Muitos pregadores e fiéis trocaram o Deus que lhe vem pelo deus que lhes convém. Pode acontecer se é que já não aconteceu conosco! Que Deus anunciamos? Aquele que é quem é, ou aquele que é como nós imaginamos que seja, ou que gostaríamos que fosse?È cada dia mais perceptível no discurso dos templos e da mídia o anuncio de um Deus pessoal, visto apenas a partir do próprio ângulo. É como descrever uma cachoeira apenas pelo que vemos e não pelo que ela é e a partir das descrições de outros que a viram de outros ângulos. Não somamos a vista dos outros. Ficamos apenas com a nossa que achamos ser ou a única ou a mais verdadeira e condizente.Percebe-se em muitas pregações um discurso não a serviço do Deus que vem, mas do Deus que mais convém. Os pregadores nem sequer disfarçam duas intenções. O discurso é pragmático e utilitarista. Não anunciam o Deus que é quem é, mas o Deus que fez isto mais aquilo por eles e por meio deles. O verbo ser cedeu lugar ao verbo fazer. Deus faz acontecer e nós fazemos acontecer em nome de Deus, logo somos mais de Deus do que os outros.O que seria crer no Deus que vem? Seria aceitar Deus como Ele quer vir, como for da vontade dele, no tempo dele e o jeito dele. Pode até ser bonito querer apressar o tempo de Deus, mas nem sempre é gentil e respeitoso. Muitas vezes é inútil. No dizer de Jacques Attali “o tempo é a única realidade verdadeiramente rara, pois ninguém pode produzi-lo, ninguém pode vender aquele de que dispõe, ninguém pode acumulá-lo.” (Uma breve Historia do Futuro, 2008, pg 127, Novo Século)Crer no Deus que vem seria muito mais crer do que arrotar certezas de milagres, muito mais pedir do que garantir que Deus agirá deste ou daquele jeito. Uma coisa é apostar que Deus agirá de um jeito ou de outro e bem diferente apostar que agirá deste ou daquele jeito. Não se diz a Deus o que Ele fará, nem quando, nem a quem. Crer no Deus que vem seria viver o “Pai Nosso”, prece na qual, além de louvar o nome do Senhor, o fiel aceita a vontade dele do jeito dele no céu e na terra.

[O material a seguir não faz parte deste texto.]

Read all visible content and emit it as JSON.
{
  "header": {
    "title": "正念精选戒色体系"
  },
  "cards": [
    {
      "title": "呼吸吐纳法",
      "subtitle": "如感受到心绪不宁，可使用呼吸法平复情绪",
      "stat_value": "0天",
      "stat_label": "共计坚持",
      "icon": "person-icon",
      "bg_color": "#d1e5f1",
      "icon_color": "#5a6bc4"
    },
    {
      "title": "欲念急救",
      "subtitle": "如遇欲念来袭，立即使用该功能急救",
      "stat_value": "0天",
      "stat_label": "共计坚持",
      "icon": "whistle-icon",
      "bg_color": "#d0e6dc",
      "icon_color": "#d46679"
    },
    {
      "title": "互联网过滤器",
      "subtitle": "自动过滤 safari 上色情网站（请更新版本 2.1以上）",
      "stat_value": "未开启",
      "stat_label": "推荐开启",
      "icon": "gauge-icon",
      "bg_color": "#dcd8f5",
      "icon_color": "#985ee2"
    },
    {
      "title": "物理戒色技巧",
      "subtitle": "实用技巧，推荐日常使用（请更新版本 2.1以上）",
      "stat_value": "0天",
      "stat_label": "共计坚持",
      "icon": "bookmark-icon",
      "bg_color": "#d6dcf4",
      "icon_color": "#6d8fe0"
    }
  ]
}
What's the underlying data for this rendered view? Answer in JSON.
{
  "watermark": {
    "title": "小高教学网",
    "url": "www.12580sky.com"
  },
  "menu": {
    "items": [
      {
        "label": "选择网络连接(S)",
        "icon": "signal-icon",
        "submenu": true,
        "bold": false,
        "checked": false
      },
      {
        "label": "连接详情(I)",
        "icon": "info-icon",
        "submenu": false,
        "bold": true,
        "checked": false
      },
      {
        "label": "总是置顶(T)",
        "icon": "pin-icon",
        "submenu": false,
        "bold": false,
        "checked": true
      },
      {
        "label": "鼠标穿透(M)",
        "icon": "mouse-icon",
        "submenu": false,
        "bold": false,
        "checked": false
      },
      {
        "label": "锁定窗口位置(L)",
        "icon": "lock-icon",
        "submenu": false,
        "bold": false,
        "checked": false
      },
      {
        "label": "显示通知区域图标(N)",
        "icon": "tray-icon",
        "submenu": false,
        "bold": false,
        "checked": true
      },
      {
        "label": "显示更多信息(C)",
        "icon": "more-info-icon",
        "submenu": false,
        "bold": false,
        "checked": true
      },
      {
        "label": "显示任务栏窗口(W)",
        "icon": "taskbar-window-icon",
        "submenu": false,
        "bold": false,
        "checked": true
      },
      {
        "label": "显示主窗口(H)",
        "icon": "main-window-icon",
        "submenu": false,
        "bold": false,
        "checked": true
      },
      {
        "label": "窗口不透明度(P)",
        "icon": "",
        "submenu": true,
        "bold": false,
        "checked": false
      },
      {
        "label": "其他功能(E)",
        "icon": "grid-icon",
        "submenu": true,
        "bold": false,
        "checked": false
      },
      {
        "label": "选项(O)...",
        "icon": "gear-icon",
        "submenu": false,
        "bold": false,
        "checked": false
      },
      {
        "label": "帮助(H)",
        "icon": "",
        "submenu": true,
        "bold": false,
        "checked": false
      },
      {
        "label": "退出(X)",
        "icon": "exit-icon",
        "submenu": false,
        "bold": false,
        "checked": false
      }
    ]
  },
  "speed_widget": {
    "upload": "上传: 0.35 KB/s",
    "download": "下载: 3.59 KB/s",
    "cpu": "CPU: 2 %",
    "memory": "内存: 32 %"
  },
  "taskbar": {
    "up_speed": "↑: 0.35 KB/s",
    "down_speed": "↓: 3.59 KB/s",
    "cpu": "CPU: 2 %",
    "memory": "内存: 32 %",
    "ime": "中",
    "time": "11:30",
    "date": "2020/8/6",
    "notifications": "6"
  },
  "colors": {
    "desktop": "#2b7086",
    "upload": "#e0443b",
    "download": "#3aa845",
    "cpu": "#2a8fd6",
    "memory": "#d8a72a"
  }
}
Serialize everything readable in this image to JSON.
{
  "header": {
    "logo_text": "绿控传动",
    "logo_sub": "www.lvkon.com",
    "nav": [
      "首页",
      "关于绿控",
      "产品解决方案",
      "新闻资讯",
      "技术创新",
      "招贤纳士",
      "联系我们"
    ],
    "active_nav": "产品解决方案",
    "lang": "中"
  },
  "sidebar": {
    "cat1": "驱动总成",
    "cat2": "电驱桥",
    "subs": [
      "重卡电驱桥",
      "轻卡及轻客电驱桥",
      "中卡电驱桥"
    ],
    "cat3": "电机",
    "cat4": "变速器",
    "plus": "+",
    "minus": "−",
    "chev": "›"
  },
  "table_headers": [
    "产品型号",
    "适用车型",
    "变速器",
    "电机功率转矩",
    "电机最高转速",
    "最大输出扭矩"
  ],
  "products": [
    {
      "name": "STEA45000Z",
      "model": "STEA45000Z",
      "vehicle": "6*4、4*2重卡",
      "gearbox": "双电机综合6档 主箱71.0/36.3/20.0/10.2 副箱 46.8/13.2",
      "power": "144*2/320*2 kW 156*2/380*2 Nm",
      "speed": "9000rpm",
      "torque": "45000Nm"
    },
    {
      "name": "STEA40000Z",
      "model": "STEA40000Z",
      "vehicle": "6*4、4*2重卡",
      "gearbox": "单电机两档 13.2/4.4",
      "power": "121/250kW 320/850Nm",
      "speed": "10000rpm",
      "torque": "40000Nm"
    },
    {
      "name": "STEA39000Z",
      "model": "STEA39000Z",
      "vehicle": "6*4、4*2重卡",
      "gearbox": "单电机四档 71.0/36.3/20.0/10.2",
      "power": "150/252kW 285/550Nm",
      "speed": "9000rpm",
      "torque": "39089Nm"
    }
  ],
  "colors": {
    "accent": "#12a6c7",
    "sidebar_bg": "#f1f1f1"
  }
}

É também pedir o pão necessário de cada dia, e não necessariamente riquezas e primeiros lugares e conta mais polpuda no banco. Seria ainda pedir perdão e perdoar. Seria admitir que sabemos pouco e querer saber mais sobre Deus. E o que seria anunciar o Deus que nos convém? Seria inventar com Ele uma cumplicidade que não existe usar seu nome em vão, trombetear nossa caridade e nossa capacidade de converter, curar e expulsar demônio. É pregar coisas como “traga o seu demônio que os o expulsamos” E se não houver expulsão será por culpa da sua falta de fé... É garantir ressurreições, três delas na mesma tarde e, além disso, alardear o milagre pelo rádio.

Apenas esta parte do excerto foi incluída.